I actually just picked up several different regulated power supplies from a local defunct electronics repair shop (among a ton of other equipment like isolated power supplies, and oscilloscopes, we bought). There are several smaller units, like 3-5A. However, there is also a huge Astron RS-50A DC power supply I am thinking about trying out. This thing is H-E-A-V-Y and covered in heat sinks. It would do electrolysis on a full mini frame, no prob, I'm thinking!

RS50A.jpg

I'm thinking a setup pretty much like this:

mad-science.jpg
 
#36
As for my anodes they're 4 5/8 rebard connected by 12 gauge copper insulated wire. Should i change my anodes and wires? I'm trying to keep it as cheap as possible.

If I have to get a battery then i should might as well get a regulated power supply like Outlaw Ace.

Ace, what model do you have? Walmart has a PSK15KX 10A/13.8V for $68. Think that is good enough?
 
#38
I think your main problem is just lack of contact-look at the picture of the piece you are trying to clean up, that thick wire looks to be barely touching in just a couple spots. Same thing with your anodes. I wind bailing wire around the anodes many times and I made sure there are multiple clips making good, redundant contact to everything. The thin and pliable bailing wire is easy to wrap snug right up all around the rebar for maximum contact.

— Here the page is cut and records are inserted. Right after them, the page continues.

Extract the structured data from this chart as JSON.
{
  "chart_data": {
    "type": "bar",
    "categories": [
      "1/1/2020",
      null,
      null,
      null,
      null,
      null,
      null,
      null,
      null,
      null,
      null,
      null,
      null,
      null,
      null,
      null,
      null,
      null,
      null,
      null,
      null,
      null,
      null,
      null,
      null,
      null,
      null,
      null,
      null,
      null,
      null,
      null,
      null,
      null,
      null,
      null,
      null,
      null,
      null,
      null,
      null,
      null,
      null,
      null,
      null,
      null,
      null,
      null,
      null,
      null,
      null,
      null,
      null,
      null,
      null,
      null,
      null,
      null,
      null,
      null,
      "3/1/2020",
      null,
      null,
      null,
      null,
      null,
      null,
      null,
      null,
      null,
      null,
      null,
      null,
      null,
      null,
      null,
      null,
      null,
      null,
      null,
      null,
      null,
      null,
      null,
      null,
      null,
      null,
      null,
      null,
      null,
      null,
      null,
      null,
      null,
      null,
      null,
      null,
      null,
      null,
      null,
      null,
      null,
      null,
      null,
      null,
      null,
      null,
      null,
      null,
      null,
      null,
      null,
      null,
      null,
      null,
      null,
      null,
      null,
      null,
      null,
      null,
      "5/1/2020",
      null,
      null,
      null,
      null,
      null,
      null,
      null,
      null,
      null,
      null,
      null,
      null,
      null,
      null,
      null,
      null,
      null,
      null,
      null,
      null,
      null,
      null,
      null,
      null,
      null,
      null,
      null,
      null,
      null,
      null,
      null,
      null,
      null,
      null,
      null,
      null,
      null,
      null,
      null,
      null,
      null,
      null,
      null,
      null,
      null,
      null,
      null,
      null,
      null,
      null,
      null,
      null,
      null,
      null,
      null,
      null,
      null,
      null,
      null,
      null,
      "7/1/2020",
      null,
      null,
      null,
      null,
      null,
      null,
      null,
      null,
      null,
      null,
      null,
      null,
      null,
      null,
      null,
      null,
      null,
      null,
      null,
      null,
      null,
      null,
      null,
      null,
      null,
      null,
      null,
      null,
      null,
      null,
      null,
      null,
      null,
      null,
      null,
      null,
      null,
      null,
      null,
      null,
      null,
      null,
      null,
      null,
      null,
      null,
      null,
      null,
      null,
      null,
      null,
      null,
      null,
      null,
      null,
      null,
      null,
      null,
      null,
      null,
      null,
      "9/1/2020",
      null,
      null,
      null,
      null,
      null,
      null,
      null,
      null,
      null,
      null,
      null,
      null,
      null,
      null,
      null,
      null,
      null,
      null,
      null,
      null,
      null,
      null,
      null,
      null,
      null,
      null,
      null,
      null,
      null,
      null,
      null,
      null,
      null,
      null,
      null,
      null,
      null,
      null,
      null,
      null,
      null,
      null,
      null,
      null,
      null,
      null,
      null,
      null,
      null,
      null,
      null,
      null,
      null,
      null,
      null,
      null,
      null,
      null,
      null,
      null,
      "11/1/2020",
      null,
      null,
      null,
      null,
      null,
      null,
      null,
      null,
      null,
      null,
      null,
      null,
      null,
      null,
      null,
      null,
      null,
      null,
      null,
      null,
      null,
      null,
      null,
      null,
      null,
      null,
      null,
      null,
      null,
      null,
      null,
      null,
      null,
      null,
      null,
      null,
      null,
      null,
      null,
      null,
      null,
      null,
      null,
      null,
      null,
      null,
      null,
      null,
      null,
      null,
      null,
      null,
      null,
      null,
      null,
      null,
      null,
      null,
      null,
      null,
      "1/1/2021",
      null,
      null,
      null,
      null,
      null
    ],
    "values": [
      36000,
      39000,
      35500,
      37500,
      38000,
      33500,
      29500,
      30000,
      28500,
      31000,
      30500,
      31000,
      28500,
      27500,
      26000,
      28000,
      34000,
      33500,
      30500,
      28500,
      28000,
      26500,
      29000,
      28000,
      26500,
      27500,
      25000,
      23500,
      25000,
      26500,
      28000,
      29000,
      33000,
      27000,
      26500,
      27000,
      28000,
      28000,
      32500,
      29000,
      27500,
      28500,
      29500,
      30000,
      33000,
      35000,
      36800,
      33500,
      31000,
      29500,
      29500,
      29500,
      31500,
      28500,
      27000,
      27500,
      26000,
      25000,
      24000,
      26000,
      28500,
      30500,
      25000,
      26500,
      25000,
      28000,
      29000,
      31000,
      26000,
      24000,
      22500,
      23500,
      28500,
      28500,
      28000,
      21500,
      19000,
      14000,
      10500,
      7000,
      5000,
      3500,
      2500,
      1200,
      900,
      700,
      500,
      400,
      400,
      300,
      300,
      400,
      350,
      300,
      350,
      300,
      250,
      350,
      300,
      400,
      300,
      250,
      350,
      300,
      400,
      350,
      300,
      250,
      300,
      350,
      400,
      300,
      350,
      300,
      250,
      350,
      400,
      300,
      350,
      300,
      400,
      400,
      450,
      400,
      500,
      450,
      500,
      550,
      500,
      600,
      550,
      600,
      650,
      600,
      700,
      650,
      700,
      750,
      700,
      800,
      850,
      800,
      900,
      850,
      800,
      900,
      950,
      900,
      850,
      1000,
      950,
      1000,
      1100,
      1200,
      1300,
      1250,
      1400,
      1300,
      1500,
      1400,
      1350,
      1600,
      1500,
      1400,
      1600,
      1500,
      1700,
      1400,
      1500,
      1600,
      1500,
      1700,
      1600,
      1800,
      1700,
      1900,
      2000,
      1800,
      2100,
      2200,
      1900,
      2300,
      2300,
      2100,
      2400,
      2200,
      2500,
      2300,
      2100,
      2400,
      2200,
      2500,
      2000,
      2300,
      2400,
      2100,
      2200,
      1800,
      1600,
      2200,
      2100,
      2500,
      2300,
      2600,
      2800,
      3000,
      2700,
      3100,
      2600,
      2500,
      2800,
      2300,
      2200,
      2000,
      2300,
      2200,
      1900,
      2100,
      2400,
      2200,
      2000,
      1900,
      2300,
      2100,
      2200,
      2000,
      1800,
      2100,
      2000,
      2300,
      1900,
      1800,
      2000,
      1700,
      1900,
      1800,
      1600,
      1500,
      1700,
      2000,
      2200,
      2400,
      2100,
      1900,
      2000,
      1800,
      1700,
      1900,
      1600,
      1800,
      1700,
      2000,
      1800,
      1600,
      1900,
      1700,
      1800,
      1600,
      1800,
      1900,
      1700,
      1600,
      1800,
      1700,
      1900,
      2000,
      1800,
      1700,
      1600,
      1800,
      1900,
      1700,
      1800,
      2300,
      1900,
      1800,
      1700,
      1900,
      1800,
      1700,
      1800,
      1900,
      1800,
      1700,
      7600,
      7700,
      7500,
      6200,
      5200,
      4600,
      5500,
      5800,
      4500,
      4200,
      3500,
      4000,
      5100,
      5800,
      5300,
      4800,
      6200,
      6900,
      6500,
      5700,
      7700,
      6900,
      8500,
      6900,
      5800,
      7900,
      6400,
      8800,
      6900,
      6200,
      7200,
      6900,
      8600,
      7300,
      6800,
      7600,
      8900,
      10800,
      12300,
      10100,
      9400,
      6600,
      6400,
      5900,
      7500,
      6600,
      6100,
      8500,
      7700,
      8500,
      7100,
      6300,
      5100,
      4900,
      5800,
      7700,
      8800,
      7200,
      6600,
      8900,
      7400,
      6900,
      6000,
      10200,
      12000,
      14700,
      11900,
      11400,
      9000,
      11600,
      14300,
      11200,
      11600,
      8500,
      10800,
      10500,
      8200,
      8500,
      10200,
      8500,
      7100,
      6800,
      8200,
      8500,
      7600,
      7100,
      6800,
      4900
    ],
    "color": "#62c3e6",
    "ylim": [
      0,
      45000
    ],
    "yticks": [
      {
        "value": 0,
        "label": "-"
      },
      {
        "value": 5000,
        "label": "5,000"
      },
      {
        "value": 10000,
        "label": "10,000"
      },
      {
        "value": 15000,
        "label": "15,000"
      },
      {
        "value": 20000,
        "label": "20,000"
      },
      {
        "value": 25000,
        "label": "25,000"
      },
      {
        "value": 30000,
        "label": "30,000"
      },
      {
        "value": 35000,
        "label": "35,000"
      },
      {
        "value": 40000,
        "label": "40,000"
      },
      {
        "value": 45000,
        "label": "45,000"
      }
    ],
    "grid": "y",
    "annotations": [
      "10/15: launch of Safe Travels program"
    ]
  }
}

Check them out with a multi-meter, to check for good continuity and consistent charger output.

Also, again note that a battery in the circuit really helps the system out. If you don't have any battery laying around or know of anyone with one, maybe get a "refurbished" one cheap from some recycling place or something? You don't really need a regulated power supply, I have used all sorts of different battery chargers over the years and only had issues with one cheap "smart" Walmart charger.

Each rebar is connected with copper and this is the negative
 
#39
Thanks for the input. I'll look for thinner wires, probably go to 18 or 20 gauge to hook them to alligator clips. I'll see if i can pass by a junk yard to get a cheap used battery. Does the size of the battery matter? Also is copper and galvanized steel wire ok to use?
 
#40
Bigger the better on the battery, just more capacity-I used three V8 car batteries on my setup.

You can use those types of wires but not sure what might leach off of them, once the process gets going? I do know you definitely want to avoid stainless steel wire or anodes.
Plain, uncoated steel is best, you can get a whole huge roll of bailing/re-bar wire for like $5 at Home Despot, and it's handy for many things. It's so cheap, once it gets rusted up, you can just clip it and toss it. It's also soft enough to be able to wind it tight around your anodes, item to be de-rusted, etc. for maximum electrical contact.

Where the alligator clips connect to this wire, I always make a few loops in the end, so the clip has plenty of contact with it too (look at the anode wires hanging from the board and at the far left of the tank, in my setup picture).

Harbor Freight has a good deal on bulk package of alligator clips, by the way, as well as already assembled light jumper leads (like the small yellow and green ones in my picture of the tank).